Later on that night:
"Hey Noel... my new meds are finally ready at the pharmacy... they close in an hour... can you pick it up for me?  I still don't feel well.  Sorry, I know you just settled down to rest and I can't go with you... but I really want to trial those new meds... the Immodium AD isn't working today.  Can you please go get them for me?"  My poor husband, without a single complaint, gets up and drives off to pick up my new medicine.


Tuesday, September 10, 2013

God, thank you beyond words for my beloved husband!  Honestly, if it wasn't for my body being so broken, I would never have experienced my husband's generosity and love to the crazy needy extent that I now constantly ask of him.  Thank you, Lord Jesus, for my husband's continued health, work and extensive amount of patience!

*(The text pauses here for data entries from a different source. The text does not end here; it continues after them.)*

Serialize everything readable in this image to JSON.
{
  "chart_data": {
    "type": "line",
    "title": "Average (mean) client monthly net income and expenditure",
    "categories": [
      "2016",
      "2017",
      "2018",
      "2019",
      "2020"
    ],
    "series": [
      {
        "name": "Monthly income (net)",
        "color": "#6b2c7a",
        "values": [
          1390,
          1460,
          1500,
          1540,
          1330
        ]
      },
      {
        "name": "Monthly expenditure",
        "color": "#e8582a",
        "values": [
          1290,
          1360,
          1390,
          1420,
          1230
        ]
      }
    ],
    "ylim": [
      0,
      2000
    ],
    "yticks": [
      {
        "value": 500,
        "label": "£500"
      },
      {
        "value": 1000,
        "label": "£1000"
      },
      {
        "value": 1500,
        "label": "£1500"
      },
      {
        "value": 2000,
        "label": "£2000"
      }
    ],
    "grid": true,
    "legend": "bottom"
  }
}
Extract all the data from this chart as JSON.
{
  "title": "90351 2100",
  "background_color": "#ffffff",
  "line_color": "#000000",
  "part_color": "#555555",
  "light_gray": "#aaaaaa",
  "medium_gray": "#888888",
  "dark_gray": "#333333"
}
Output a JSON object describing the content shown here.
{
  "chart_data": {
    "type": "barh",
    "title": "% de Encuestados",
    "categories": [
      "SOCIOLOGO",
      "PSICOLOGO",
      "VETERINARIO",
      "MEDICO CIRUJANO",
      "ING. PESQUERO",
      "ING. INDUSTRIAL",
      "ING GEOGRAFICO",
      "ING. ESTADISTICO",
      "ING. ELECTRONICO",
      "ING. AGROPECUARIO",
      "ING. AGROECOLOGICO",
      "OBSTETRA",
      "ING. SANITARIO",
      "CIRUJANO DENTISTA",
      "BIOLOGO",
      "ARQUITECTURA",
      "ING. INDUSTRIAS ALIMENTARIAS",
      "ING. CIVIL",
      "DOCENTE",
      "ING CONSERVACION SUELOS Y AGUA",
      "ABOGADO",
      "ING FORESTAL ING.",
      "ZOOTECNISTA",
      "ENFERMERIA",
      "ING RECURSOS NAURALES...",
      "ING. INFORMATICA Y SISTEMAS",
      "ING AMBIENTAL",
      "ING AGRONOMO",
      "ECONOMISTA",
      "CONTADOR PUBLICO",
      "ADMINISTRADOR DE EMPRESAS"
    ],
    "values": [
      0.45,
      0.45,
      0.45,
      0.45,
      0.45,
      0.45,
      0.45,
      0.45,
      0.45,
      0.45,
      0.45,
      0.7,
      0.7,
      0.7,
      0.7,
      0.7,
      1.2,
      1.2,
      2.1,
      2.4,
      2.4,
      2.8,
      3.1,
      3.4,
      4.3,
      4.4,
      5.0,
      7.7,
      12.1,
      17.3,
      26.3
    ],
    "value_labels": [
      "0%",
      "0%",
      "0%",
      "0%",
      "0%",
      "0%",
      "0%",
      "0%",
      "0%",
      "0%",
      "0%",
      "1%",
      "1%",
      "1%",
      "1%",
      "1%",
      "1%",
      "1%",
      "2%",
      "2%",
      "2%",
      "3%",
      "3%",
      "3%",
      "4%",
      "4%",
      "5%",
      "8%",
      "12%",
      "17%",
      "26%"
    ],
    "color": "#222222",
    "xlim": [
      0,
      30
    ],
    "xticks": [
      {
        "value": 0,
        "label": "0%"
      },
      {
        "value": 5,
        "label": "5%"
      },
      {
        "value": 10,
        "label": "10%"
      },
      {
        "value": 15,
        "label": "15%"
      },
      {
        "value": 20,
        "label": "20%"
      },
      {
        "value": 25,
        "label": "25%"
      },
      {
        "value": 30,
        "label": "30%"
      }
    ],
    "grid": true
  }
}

Today, I want to shout praises to my Lord!  Lord God, you answered all the many prayers about having a medicine that will allow me to have control over my body!  At least today, the new medication (generic version of Lomotil) appears to be working!  I don't feel queasy or fatigued.  In fact, Lord, I believe by your blessings, you guided the doctors to change my medicine and enabled my body to react appropriately!  Thank you again, Lord God, for renewed hope, for safely roaming outside of the house today, for strength, for a clearer mind to focus, for wisdom in what exercises to perform (I actually did 15 minutes of light exercise... enough for a light sweat!), for safety as I drove my car for the first time in over a month... for so many blessings in this one day alone!

I lift your name and shout my praises... Thank you, Lord, for everything!  This life, this cancer, modern medicine, my doctors, my family and friends, my husband... thank you, Lord, for opening my eyes to see your many blessings, your abundant provisions and for the ability to see the good even in times of difficulty.

In Jesus' name, amen.

Got my cat, Rogue... she's hard to catch!

Hey Rogue... look at the camera... I'm trying to take a picture!

Uh oh... Rogue's unhappy.  This is right before she runs off my lap!